A ce titre, l'équilibre entre animalité et spiritualité reste encore précaire, les morceaux de bravoure que sont “The Czar” et “The Last Baron” faisant clairement de l'ombre aux titres plus traditionnels, dont la nature transitionnelle (pont nécessaire entre l'ancien et le nouveau MASTODON) est en soit une faiblesse : car aussi plaisants que soient “Divinations” (dotée d'excellents solis, d'un pur refrain et d'une rythmique infaillible), “Divinations” ou “Oblivion”, ces trois premières salves n'ont ni le caractère dynamiteur des anciens titres, ni n'exercent le même pouvoir de fascination que les pièces progressives.
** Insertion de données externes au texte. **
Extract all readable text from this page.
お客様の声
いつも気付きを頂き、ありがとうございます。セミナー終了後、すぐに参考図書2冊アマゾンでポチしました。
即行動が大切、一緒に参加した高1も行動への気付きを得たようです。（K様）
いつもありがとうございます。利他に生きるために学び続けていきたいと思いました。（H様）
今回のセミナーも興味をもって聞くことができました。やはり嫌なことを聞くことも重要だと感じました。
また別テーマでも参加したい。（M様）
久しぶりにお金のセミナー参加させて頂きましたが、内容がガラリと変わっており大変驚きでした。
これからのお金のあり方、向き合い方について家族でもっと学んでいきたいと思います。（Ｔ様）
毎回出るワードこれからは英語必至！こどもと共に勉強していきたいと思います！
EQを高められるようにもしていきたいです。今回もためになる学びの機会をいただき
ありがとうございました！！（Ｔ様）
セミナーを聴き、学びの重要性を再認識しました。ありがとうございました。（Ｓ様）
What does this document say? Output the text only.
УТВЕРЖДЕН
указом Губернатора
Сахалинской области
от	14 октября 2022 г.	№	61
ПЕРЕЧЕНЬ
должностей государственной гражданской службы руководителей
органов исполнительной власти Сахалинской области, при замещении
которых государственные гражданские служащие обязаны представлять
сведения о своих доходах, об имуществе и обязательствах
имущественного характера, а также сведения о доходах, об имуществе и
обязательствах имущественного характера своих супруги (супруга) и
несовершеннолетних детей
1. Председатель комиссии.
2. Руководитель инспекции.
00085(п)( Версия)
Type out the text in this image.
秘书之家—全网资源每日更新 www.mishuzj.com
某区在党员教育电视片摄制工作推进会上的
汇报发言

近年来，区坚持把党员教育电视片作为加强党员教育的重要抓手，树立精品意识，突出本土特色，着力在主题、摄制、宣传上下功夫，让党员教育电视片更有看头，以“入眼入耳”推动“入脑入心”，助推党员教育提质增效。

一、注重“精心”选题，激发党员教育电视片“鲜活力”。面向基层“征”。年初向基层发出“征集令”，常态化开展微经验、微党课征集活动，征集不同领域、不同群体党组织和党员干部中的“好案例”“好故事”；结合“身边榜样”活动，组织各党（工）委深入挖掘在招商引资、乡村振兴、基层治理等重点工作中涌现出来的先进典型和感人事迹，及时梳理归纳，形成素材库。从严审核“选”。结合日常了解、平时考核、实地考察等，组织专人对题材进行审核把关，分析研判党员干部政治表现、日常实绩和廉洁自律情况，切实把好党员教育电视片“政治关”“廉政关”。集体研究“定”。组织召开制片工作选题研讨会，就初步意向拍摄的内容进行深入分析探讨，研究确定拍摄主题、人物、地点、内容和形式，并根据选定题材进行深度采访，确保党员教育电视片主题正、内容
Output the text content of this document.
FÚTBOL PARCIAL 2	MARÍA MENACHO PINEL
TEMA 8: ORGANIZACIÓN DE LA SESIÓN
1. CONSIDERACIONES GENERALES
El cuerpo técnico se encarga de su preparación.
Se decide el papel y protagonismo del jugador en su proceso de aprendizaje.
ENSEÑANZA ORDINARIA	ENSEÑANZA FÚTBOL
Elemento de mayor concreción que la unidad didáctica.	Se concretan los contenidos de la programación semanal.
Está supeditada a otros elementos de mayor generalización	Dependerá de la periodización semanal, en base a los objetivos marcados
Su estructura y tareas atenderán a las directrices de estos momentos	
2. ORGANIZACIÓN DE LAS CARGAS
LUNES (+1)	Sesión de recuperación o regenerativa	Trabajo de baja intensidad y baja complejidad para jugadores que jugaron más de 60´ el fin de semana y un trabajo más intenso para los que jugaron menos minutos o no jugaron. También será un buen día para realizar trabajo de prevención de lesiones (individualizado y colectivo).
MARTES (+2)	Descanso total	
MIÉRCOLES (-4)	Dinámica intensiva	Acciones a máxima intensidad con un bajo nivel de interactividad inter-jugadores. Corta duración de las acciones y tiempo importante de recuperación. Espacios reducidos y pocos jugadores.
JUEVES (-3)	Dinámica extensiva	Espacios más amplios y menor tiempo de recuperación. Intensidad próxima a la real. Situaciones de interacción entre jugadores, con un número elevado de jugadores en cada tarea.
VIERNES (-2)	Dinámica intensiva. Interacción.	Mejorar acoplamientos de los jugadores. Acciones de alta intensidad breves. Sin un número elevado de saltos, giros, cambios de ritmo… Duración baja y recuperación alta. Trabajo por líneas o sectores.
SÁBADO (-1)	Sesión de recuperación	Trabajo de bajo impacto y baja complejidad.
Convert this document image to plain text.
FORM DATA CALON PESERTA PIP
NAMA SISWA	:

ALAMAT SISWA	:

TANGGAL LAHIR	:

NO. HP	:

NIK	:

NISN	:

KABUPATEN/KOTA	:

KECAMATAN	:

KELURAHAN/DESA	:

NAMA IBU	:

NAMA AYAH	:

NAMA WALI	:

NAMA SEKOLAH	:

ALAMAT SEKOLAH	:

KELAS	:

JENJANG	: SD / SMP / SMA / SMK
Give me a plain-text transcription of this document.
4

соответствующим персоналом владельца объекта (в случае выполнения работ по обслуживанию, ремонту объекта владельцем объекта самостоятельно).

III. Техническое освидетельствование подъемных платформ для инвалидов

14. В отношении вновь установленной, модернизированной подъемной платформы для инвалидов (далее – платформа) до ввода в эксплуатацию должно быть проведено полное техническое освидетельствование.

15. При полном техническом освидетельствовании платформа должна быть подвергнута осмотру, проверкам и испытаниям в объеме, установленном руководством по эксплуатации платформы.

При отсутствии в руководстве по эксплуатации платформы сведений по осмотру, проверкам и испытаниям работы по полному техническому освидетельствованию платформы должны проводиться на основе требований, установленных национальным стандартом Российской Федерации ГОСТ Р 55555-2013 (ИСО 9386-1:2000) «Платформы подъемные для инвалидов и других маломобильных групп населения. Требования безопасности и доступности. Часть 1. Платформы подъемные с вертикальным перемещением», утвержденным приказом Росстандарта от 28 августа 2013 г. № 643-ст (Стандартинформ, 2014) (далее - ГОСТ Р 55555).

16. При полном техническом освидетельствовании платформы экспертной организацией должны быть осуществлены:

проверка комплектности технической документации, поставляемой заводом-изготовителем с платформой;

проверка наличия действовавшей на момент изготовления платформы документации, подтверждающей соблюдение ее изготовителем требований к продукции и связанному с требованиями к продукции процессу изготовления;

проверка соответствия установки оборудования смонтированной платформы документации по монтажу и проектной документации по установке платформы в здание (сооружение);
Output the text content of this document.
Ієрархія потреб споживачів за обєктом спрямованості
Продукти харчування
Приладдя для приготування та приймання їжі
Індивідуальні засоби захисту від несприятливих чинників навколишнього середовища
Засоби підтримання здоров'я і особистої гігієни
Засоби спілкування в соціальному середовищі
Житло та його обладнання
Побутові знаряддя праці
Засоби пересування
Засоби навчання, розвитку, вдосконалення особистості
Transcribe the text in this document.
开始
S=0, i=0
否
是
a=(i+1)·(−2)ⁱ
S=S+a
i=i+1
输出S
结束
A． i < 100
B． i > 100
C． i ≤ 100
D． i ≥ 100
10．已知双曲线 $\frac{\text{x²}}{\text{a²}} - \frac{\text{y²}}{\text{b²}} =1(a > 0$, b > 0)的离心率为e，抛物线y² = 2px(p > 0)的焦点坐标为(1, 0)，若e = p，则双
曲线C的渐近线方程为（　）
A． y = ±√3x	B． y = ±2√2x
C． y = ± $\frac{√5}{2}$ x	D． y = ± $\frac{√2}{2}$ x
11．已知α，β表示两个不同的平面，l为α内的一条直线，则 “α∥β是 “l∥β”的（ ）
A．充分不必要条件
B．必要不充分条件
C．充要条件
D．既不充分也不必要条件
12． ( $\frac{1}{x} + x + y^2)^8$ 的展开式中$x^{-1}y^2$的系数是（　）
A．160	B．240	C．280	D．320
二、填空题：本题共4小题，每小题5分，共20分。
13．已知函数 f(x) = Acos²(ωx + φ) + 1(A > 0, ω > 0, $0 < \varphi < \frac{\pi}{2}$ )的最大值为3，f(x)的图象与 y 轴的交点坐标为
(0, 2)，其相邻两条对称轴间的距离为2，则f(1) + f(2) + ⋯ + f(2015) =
On est alors en droit de s'interroger sur l'efficacité du tracklisting, les accents mélancoliques (comme sur “Ghost Of Karelia” à 1:59) prenant clairement l'ascendant sur les parties plus nerveuses (“Quintessence”, très en deça du reste), presque banales au regard des anciens skeuds. Dans le même ordre d'idée, MASTODON peine quelque peu à relancer l'album au sortir de “The Czar” malgré deux titres qui, sortis de ce contexte difficile, sont irréprochables. Dès lors, on termine l'écoute de “Crack The Skye” séduit par cette nouvelle orientation, mais avec le sentiment que MASTODON a quelque part trop cherché à assurer ses arrières. Sans doute fallait-il en passer par là, afin de ne pas marquer une rupture trop nette entre leur dernier né et le
critically acclaimed “Blood Mountain”. Si cela n'entrave en rien la montée en puissance du groupe et ne retire pas grand chose au plaisir de l'écoute, souhaitons qu'à l'occasion de leur prochain effort studio, la prise de risque soit, cette fois, maximale.